Presente no vocabulário quase diário de um médico, “crise” surge ao longo da História em vários contextos e definições. Crise epilética, crise económica, crise de valores, crise climática, crise de fé, crise energética, …. Originária do latim, crisis define-se como “momento de decisão, de mudança súbita”, e surge na Medicina ainda na Grécia Antiga, sendo definida krísis como “[…] o momento decisivo, para a cura ou para a morte” (7).
A banalidade do uso da palavra crise vem atenuar a sua sensação de urgência e a consequente dimensão da intervenção humanitária. Assim, vemos como crises são perpetuadas no tempo, resultando em olharmos para as mesmas como “mais uma”. Este artigo foca-se em “mais uma” crise humanitária: a que afeta a vida das pessoas refugiadas.
Apesar de, no palco mundial, ser ofuscada a gravidade desta crise humanitária, Luís e Cláudia referem a existência constante de uma sensação de urgência no terreno, confrontados com novas intercorrências diariamente, que contribuem para um estado de stress constante e aumento do risco de burnout (3, 4). Porém, esta sensação de urgência pode ser por vezes ilusória. Cláudia explica que a urgência pode estar ligada a um “sentir que se é insubstituível”, e que na análise destas urgências deve ser tido em conta a natureza do trabalho desenvolvido (“[…][na] distribuição de roupa se calhar não existe o mesmo sentido de urgência que estar a responder a crises médicas. […] há mais espaço para ter políticas mais normalizadas”) (4). Neste sentido, surge a importância da organização da intervenção e da gestão de recursos humanos.

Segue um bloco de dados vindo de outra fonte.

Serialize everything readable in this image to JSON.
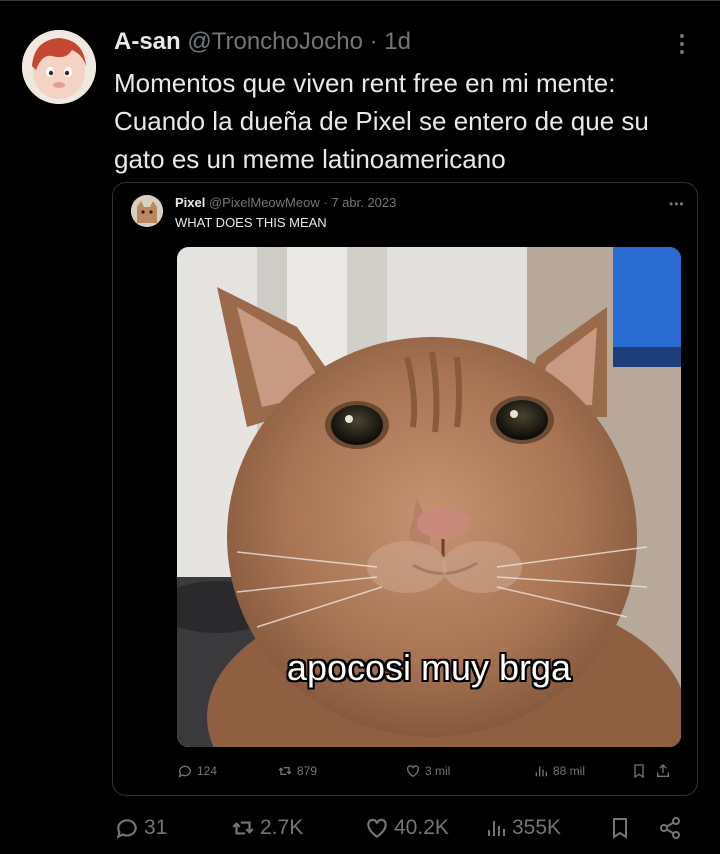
{
  "tweet": {
    "author_name": "A-san",
    "author_handle": "@TronchoJocho",
    "separator": "·",
    "time": "1d",
    "text_lines": [
      "Momentos que viven rent free en mi mente:",
      "Cuando la dueña de Pixel se entero de que su",
      "gato es un meme latinoamericano"
    ],
    "stats": {
      "replies": "31",
      "reposts": "2.7K",
      "likes": "40.2K",
      "views": "355K"
    }
  },
  "quoted": {
    "author_name": "Pixel",
    "author_handle": "@PixelMeowMeow",
    "separator": "·",
    "date": "7 abr. 2023",
    "text": "WHAT DOES THIS MEAN",
    "media_caption": "apocosi muy brga",
    "stats": {
      "replies": "124",
      "reposts": "879",
      "likes": "3 mil",
      "views": "88 mil"
    }
  },
  "icons": {
    "more": "more-vertical-icon",
    "reply": "reply-icon",
    "repost": "repost-icon",
    "like": "heart-icon",
    "views": "views-bar-icon",
    "bookmark": "bookmark-icon",
    "share": "share-icon"
  },
  "colors": {
    "background": "#000000",
    "text": "#e7e9ea",
    "muted": "#71767b",
    "border": "#2f3336"
  }
}
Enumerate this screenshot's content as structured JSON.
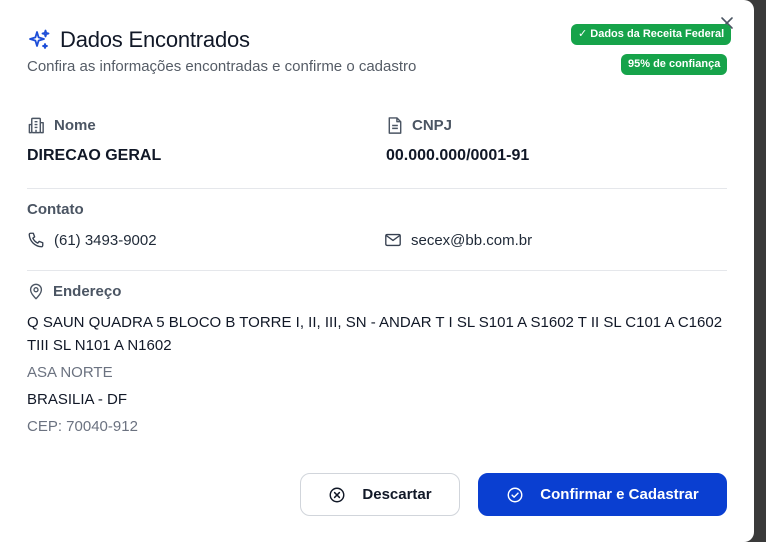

A expressão “Crise de Refugiados” tem vindo a ser utilizada de modo a desviar o cerne do “problema” para pessoas individuais, desviando o foco de políticas de securitização e anti migratórias. Através de narrativas desumanizantes que associam pessoas em busca de segurança a “migrantes ilegais”, “ataques híbridos à segurança internacional”, “terroristas”; as pessoas refugiadas são retratadas como simples corpos agressores. Mas nunca as ouvimos a falar, nem nunca as vemos a ter uma voz, e facilmente esquecemos que por detrás de tudo isto temos uma pessoa de carne e osso, que temos milhares de indivíduos por trás, muitas vezes ignorados para o nosso conforto. É difícil negar que não exista uma crise que envolve as pessoas refugiadas na Europa, quando os requerentes de asilo são recebidos com políticas desumanas e a distinção de “nós versus eles” ganha cada vez maior importância (8). Temos uma crise de desumanização e alienamento das pessoas refugiadas, que desculpabiliza a violação dos seus direitos humanos e da sua dignidade humana. Não é uma crise de refugiados. É uma crise de solidariedade.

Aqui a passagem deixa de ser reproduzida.